Federal Circuit Chief Judge Paul R. Michel announced on Friday that he will retire from the Federal Circuit on May 31, 2010. Judge Michel was the keynote speaker at the Federal Circuit Bar Association’s annual dinner.
Judge Michel, 68, has served on the court since his appointment by President Reagan in March 1988. He has served as the Chief Judge since December 25, 2004. Judge Michel is eligible to continue his service on the court by taking senior status. Reports indicate, however, that he plans to step down from the court completely.
Judge Michel’s retirement creates a second opening on the court after Judge Schall took senior status last month. President Obama has not yet announced a replacement for Judge Schall.
Under Federal Court rules, Judge Randall Rader will replace Judge Michel as Chief Judge of the court upon the latter’s retirement. Judge Rader, 60, was appointed to the Court of Claims by President Bush in 1989 and to the Federal Circuit in 1990.
Other Possible Vacancies
Among the other active judges on the Federal Circuit, several others may possibly retire in the near future.
The senior active judge on the court is Pauline Newman. Judge Newman, 82, was appointed to the court by President Reagan in 1984. She hasn’t given any indication that she may retire, but at her age you never know.
Judge H. Robert Mayer, 68, has been on the court since 1987 and served as chief judge from 1997-2004. He is eligible for senior status.
Judge Alan Lourie, 74, has been on the court since 1990. He is also eligible for senior status.
Judge Rader, 60, would be eligible for senior status in 2014.
Judge William Bryson, 64, has been a member of the court since 1994. Judge Bryson is eligible for senior status in 2010.
Judge Arthur Gajarsa, 68, has been a member of the court since 1997. He has recently achieved sufficient time on the bench to be eligible for senior status.
Judge Richard Linn, 65, joined the court in 2000. Judge Linn will become eligible for senior status in 2013.
Judge Timothy Dyk, 72, has also been on the court since 2000. He will be eligible for senior status in 2010.

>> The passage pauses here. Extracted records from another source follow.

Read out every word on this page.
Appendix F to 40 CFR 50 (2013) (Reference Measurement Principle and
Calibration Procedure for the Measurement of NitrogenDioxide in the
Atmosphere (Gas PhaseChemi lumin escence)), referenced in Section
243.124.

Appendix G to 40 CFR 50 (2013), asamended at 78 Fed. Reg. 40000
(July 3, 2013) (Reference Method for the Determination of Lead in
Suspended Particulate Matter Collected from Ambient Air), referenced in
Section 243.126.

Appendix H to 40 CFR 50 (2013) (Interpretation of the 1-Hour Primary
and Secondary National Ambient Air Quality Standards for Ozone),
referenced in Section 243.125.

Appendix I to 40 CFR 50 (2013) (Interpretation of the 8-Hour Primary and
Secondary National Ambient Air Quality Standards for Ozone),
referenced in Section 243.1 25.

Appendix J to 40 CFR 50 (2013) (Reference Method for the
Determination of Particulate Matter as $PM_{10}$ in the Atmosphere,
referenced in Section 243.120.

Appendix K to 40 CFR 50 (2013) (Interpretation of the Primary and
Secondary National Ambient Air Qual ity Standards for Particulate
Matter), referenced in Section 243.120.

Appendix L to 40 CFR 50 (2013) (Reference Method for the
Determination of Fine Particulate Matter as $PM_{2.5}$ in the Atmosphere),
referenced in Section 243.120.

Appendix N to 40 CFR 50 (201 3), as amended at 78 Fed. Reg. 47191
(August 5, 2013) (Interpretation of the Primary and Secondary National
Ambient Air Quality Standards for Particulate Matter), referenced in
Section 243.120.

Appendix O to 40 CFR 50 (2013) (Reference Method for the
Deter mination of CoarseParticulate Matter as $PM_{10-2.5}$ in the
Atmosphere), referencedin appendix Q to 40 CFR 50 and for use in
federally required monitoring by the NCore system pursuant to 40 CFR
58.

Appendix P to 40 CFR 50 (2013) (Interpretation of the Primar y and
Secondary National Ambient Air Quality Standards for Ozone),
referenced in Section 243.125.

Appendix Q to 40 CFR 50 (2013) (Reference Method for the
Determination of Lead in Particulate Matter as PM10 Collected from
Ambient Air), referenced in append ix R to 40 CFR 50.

Only Judges Sharon Prost, 58, and Kimberly Moore, 41, who joined the court in 2001 and 2006, respectively, will not be eligible for senior status in the upcoming years.
Thus, by 2014, only two of the 11 currently active judges on the court will not be eligible to retire or take senior status. The court’s full capacity of judges is currently set at 12. There may be big changes ahead for this court.